Bozdag a d’abord livré le dernier bilan des opérations, en l'occurrence, 932 terroristes au moins ont été neutralisés depuis le 20 janvier.

"Dans nos rangs, nous comptons 13 martyrs et 39 blessés. Nos alliés de l’Armée Syrienne Libre (ASL) comptent quant à eux 30 martyrs et 158 blessés", a-t-il indiqué.

"Ce combat est de longue haleine. Je vous rappelle que les armes utilisées par les terroristes sont modernes et efficaces. Les Etats-Unis ont fourni au PYD/YPG/PKK plus de 5 mille camions et 2 mille avions bondés d’armes", a-t-il poursuivi.

Le vice-Premier ministre turc a saisi l’occasion pour dénoncer une nouvelle fois l’aide militaire à une organisation terroriste qui menace les frontières d’un pays allié membre de l’Organisation du Traité de l’Atlantique Nord (OTAN).

"Retrouver des armes venant de notre allié au sein de l’OTAN dans les mains des terroristes qui nous attaquent est inacceptable. Nous exprimons cette réalité dans les plus hautes sphères. Je précise que l’attaque de samedi contre l’un de nos chars, qui a fait 5 martyrs parmi nos soldats, est très minutieusement étudiée. Nous apprendrons bientôt quelles armes ont été utilisées", a-t-il dit.

Bozdag a ensuite fait part de toute la détermination de la Turquie à aller jusqu’au bout des opérations.

"Nous poursuivrons tant qu’il y aura des terroristes dans la région. Les pays qui, comme les Etats-Unis, demandent que les opérations prennent fin rapidement doivent dans ce cas arrêter de fournir des armes aux terroristes", a-t-il dit.

"Ils doivent récupérer les armes qu’ils ont fourni au PYD/YPG. Ils doivent empêcher que ces terroristes attaquent la Turquie. Si les terroristes quittent la région, c'est à ce moment seulement que nos opérations pourront prendre fin. Mais pour l’heure, rien n’est fait, ils nous font des promesses qui ne sont pas suivies sur le terrain", a-t-il expliqué.

Le porte-parole du gouvernement a insisté sur le fait que la Turquie ne peut se satisfaire désormais de simples paroles et que les Etats-Unis, en agissant sur le terrain, doivent regagner la confiance de la Turquie.

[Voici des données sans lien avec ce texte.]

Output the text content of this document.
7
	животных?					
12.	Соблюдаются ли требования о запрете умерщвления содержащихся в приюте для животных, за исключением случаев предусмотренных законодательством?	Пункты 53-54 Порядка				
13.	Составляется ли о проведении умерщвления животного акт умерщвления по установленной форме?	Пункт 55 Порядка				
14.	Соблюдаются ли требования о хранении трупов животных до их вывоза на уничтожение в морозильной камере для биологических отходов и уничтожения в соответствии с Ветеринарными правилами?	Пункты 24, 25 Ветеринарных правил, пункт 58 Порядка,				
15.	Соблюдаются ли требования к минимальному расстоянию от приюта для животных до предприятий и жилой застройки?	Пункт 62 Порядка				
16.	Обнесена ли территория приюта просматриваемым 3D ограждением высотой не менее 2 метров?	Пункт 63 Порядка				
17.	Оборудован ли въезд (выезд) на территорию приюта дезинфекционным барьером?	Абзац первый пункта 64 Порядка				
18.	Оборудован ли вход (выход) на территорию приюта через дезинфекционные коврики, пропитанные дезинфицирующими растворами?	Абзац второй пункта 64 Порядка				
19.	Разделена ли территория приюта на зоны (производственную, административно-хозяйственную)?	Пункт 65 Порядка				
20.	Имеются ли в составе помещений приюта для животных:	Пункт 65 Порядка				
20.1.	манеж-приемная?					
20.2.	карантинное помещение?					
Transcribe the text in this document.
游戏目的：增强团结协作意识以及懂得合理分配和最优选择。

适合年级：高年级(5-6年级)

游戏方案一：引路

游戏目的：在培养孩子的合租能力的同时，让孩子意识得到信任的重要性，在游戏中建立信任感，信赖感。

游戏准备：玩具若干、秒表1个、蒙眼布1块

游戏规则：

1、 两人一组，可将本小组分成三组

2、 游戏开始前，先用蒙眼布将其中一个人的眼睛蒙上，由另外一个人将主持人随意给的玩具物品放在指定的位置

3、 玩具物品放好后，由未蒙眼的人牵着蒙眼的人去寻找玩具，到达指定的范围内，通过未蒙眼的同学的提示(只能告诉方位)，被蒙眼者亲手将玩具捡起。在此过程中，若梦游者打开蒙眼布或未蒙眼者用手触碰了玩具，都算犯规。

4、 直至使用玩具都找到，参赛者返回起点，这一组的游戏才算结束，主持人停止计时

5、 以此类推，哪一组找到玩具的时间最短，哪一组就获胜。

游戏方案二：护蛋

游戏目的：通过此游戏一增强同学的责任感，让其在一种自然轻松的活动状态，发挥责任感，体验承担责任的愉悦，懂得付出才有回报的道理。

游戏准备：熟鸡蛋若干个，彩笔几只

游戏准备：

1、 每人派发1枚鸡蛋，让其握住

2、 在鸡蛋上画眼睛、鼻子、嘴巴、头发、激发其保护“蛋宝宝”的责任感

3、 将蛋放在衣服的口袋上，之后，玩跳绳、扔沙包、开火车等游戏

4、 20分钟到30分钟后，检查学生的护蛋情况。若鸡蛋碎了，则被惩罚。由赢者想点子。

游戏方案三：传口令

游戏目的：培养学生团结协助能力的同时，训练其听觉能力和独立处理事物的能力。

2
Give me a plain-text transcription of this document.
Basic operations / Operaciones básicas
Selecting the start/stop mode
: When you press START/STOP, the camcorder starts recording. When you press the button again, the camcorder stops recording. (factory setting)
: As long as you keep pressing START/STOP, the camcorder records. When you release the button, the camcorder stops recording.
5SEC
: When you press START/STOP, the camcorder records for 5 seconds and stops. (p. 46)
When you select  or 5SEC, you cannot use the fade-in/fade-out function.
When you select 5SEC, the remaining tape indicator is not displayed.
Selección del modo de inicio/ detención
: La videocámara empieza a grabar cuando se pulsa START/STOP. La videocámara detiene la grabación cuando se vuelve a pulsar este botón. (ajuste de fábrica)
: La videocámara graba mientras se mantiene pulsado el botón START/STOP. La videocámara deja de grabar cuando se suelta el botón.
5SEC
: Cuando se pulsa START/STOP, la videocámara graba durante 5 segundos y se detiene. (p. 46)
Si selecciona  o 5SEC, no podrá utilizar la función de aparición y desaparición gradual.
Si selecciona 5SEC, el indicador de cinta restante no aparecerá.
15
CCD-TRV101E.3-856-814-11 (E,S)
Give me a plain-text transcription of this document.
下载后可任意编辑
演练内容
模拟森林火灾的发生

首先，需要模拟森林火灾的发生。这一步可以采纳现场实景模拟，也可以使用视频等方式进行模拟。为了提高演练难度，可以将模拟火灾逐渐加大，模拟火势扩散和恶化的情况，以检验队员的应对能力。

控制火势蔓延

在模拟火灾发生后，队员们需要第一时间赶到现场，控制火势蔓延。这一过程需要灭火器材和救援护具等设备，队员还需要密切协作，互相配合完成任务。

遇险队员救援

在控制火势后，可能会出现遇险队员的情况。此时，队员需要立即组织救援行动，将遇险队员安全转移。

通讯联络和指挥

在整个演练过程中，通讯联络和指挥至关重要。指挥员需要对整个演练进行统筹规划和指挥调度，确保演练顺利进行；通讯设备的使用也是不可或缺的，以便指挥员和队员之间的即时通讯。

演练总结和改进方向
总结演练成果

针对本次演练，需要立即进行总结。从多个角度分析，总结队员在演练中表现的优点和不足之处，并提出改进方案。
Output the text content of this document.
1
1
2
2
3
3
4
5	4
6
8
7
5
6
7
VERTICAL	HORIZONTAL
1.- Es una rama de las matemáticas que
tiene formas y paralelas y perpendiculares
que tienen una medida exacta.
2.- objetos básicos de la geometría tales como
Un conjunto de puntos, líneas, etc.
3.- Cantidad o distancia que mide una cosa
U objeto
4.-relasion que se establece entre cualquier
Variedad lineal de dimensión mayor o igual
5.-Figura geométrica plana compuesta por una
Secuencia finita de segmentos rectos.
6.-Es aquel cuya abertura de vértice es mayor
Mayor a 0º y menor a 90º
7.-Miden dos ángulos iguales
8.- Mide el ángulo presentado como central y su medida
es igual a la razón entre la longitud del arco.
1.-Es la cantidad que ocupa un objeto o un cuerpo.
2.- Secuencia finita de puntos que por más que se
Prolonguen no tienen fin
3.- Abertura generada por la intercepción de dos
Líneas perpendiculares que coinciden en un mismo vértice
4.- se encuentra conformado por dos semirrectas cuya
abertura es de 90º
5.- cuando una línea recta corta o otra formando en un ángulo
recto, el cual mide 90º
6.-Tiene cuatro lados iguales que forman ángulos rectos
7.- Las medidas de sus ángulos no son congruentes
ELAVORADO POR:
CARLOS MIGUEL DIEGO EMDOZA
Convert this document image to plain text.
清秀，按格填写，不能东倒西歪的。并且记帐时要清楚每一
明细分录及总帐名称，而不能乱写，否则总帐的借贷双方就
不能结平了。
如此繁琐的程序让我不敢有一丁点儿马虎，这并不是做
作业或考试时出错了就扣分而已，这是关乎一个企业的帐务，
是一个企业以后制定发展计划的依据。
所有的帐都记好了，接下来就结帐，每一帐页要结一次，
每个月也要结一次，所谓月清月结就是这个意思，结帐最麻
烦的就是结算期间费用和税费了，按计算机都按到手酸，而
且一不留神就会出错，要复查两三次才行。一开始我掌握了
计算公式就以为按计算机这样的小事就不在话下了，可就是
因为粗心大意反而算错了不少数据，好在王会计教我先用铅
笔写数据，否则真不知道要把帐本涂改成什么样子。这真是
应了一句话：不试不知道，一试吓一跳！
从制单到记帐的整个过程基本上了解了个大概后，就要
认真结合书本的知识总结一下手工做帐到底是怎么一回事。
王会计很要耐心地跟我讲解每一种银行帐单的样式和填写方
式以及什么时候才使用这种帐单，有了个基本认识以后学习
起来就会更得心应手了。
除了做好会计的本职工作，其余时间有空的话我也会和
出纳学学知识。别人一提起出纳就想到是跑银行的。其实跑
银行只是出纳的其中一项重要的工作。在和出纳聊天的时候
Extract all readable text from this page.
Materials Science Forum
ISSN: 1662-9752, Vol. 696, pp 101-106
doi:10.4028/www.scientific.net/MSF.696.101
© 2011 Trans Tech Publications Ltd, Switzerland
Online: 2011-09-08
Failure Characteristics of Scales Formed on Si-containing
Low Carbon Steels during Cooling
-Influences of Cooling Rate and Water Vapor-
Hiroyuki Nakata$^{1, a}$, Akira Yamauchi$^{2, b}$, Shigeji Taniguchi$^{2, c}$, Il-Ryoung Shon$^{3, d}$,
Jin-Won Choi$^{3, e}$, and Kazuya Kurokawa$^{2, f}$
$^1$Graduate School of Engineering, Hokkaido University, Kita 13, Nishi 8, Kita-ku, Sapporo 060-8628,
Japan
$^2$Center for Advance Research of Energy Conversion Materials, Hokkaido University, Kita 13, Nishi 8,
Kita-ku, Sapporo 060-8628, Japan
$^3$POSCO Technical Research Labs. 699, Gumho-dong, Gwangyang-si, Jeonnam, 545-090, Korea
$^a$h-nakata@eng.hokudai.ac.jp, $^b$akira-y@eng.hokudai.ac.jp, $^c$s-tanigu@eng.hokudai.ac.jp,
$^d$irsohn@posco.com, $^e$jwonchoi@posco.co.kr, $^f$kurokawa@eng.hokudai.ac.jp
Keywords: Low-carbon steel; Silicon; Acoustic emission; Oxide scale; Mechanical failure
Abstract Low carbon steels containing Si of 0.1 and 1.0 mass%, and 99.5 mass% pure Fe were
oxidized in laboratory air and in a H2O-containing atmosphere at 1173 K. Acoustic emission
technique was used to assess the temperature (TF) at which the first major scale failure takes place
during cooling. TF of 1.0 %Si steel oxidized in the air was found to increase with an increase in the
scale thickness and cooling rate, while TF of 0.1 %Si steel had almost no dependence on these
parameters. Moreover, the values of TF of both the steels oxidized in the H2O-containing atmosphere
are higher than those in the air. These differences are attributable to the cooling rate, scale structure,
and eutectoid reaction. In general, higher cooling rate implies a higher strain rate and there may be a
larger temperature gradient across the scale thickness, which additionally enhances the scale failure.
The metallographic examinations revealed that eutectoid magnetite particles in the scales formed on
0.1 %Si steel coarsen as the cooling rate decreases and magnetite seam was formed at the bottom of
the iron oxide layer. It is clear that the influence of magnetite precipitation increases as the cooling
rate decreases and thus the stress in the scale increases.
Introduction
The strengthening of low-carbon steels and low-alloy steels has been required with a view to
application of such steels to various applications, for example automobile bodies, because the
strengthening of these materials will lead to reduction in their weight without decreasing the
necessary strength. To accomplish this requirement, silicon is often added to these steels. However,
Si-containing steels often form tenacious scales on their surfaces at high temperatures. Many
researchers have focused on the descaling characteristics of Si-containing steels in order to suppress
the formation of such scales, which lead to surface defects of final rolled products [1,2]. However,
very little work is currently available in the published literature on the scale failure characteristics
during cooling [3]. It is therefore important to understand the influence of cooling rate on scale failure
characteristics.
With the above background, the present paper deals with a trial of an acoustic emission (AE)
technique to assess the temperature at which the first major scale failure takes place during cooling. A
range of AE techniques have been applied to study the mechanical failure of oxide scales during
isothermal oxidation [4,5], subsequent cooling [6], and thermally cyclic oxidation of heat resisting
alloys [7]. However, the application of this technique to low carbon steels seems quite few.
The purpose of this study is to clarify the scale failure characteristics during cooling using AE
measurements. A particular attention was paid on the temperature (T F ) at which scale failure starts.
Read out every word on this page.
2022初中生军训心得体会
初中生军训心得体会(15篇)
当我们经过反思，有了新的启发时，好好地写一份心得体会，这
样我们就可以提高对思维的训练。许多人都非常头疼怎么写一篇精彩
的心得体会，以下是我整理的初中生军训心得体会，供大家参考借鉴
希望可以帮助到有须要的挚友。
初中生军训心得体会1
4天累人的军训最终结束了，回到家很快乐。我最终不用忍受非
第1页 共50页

"Le président Trump s’est personnellement engagé à mettre fin aux aides militaires au PYD/PKK. C’est peut-être le cas à Afrin, mais ce n’est pas le cas à Manbij et dans les autres régions envahies par l’organisation terroriste. Pour cette raison, si les terroristes ne quittent pas Manbij comme prévu, alors nous entrerons à Manbij. Et ensuite, nous irons à l’Est de l’Euphrate. Nous avons l’obligation de garantir la sécurité de nos citoyens et de notre territoire. Nous ne permettrons jamais la création d’un Etat terroriste au sud de nos frontières", a-t-il martelé.

Pour conclure, Bekir Bozdag s’est exprimé sur le risque que les soldats turcs croisent des soldats américains sur le terrain en Syrie.

"Nous ne voulons absolument pas croiser les Etats-Unis sur notre route. Les responsables américains aussi déclarent la même chose. Pour cela, les Américains doivent faire preuve de la même attention que celle de la Turquie. Si des soldats américains devaient porter les uniformes des terroristes et s’ils devaient croiser des soldats turcs, il serait alors impossible de les distinguer. Ceux qui nous attaquent avec les terroristes seront aussi nos ennemis", a-t-il expliqué.